Massive Fangs and a Death Crush: How a 370 Million Year Old Tetrapod Hunted and Killed

24 October 2019

The habits of a needle-toothed tetrapod which lived more than 370 million years ago have filled in a piece of the evolutionary puzzle thanks to new research. An international team of palaeontologists pieced together the fossilised skeletons of a new species of tetrapod called Parmastega aelidae and found it had a skull which resembled a […]

The habits of a needle-toothed tetrapod which lived more than 370 million years ago have filled in a piece of the evolutionary puzzle thanks to new research.

An international team of palaeontologists pieced together the fossilised skeletons of a new species of tetrapod called Parmastega aelidae and found it had a skull which resembled a crocodile – a unique feature among the earliest tetrapods – with eyes situated well above the top of its head, suggesting it was capable of “keeping an eye” on unsuspecting prey while swimming close to the surface of a tropical lagoon.

The unusual combination of anatomical features has cast new light on how one of most distant ancestors hunted and its life-style. Researchers believe it would have used its slender needle-like teeth and elastic jaw to snatch prey before crushing it to death with massive fangs protruding from its palate.

The team also found that part of its shoulder girdle consisted of cartilage, and its vertebral column and paired limbs could also be made of cartilage, indicating it probably spent most or all its time in water. The concentration of the fossil remains also suggests that it may have lived in large groups.

Tetrapods are represented today by amphibians, reptiles, birds and mammals, and Parmastega predates the former earliest records of complete or almost complete tetrapod skeletons by nearly 12 million years.

The new study was led by the Ural Branch of the Russian Academy of Science, in partnership with the Universities of Lincoln and Cambridge in the UK, the University of Latvia, and the University of Uppsala in Sweden. It was funded by the National Geographic Society, the Latvian Council of Science, and the Knut and Alice Wallenberg Foundation.

Professor Per Ahlberg from the University of Uppsala in Sweden, explained that a clue to the lifestyle of Parmastega was provided by its sensory canals, used to detect vibrations in the water, which Parmastega inherited from its fish ancestors. “These canals are well developed on the lower jaw, the snout and the sides of the face, but they die out on top of the head behind the eyes,” he said. “This probably means that it spent a lot of time hanging around at the surface of the water, with the top of the head just awash and the eyes protruding into the air.
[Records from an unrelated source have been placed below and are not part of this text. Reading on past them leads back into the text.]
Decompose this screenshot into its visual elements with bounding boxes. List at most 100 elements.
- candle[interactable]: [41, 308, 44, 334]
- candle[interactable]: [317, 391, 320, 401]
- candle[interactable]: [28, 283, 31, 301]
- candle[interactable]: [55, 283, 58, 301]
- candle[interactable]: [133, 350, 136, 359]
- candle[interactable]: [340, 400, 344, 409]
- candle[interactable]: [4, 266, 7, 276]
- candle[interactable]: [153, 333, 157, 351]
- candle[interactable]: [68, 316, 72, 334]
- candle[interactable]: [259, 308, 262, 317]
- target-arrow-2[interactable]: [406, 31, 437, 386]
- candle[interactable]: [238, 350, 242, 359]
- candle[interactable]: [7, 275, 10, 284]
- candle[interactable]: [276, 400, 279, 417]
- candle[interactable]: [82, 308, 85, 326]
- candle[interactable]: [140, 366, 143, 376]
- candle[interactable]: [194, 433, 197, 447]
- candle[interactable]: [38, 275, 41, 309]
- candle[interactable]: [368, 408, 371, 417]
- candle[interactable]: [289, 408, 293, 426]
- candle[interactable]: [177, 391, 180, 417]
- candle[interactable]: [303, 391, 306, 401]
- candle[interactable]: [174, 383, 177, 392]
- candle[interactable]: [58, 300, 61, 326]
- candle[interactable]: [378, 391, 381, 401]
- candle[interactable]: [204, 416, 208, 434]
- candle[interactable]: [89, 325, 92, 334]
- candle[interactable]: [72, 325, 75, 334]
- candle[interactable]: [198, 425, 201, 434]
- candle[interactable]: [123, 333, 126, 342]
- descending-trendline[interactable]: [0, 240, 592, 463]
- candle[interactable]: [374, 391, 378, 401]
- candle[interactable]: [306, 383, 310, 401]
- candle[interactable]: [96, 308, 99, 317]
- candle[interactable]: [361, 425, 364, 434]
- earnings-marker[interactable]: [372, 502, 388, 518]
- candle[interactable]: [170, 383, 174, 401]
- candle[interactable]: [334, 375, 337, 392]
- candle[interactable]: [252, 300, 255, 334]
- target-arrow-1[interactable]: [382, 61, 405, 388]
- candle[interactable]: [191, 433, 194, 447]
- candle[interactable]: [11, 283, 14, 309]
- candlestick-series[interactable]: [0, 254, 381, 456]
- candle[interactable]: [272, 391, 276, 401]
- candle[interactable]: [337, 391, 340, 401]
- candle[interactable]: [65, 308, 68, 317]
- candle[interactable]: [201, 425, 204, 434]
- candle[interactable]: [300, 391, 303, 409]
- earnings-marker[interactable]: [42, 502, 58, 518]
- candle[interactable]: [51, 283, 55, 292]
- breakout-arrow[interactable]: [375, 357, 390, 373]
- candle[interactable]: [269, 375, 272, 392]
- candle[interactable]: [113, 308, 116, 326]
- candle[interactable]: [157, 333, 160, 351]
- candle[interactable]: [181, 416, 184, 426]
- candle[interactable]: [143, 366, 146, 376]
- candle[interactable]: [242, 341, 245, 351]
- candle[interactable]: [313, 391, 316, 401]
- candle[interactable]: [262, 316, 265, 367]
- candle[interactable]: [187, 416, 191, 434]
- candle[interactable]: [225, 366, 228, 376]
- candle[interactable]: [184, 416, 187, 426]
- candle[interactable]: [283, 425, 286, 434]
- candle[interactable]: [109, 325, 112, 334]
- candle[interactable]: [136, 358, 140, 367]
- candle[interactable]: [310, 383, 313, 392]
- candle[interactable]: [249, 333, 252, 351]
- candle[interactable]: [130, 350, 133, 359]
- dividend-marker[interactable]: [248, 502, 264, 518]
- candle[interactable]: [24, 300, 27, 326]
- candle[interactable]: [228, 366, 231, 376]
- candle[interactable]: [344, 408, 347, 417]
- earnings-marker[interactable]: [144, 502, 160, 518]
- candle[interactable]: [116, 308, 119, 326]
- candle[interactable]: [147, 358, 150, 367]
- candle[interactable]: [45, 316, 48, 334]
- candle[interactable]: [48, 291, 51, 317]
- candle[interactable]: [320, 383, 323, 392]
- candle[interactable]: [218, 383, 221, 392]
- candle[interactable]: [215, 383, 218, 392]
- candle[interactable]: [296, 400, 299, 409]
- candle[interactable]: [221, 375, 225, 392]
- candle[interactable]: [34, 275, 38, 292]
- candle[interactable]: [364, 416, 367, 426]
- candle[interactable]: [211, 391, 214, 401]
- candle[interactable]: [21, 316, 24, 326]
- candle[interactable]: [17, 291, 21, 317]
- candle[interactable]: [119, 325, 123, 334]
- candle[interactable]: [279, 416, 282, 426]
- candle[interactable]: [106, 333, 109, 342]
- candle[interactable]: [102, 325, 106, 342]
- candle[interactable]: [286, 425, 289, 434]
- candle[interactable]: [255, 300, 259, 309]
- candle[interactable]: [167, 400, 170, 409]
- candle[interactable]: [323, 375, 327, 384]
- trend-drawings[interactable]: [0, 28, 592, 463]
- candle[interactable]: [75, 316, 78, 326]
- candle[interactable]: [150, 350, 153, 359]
“We believe there may have been large arthropods such as millipedes or sea scorpions to catch at the water’s edge. The slender, elastic lower jaw certainly looks well-suited to scooping prey off the ground, its needle-like teeth contrasting with the robust fangs of the upper jaw that would have been driven into the prey by the body weight of Parmastega.

“These fossils give us the earliest detailed glimpse of a tetrapod: an aquatic, surface-skimming predator, just over a metre in length, living in a lagoon on a tropical coastal plain.”

Dr Marcello Ruta from Lincoln’s School of Life Sciences added: “The evolution of tetrapods is one of the most important events in the history of backboned animals, and ultimately led to the appearance of our own species. Early in their history, tetrapods evolved many changes in their feeding strategies, movement abilities, and sensory perception, but many of these are still shrouded in mystery.

“Like all fossil organisms, Parmastega occupies a special and unique place in the tree of life. Our study welcomes a new, very early member of that tree which shows considerable anatomical, functional and ecological experimentation.

“These new findings demonstrate that the sequence of evolutionary changes that occurred during the transition from fish-like creatures to tetrapods were much less linear than previously thought. This helps us to amend or challenge previous evolutionary scenarios and give new insights into the life and environments of our most distant forerunners. Findings like those of Parmastega can help us grasp the complex patterns and processes that have shaped life’s diversity for hundreds of millions of years.”

The findings have been published in the scientific journal, Nature.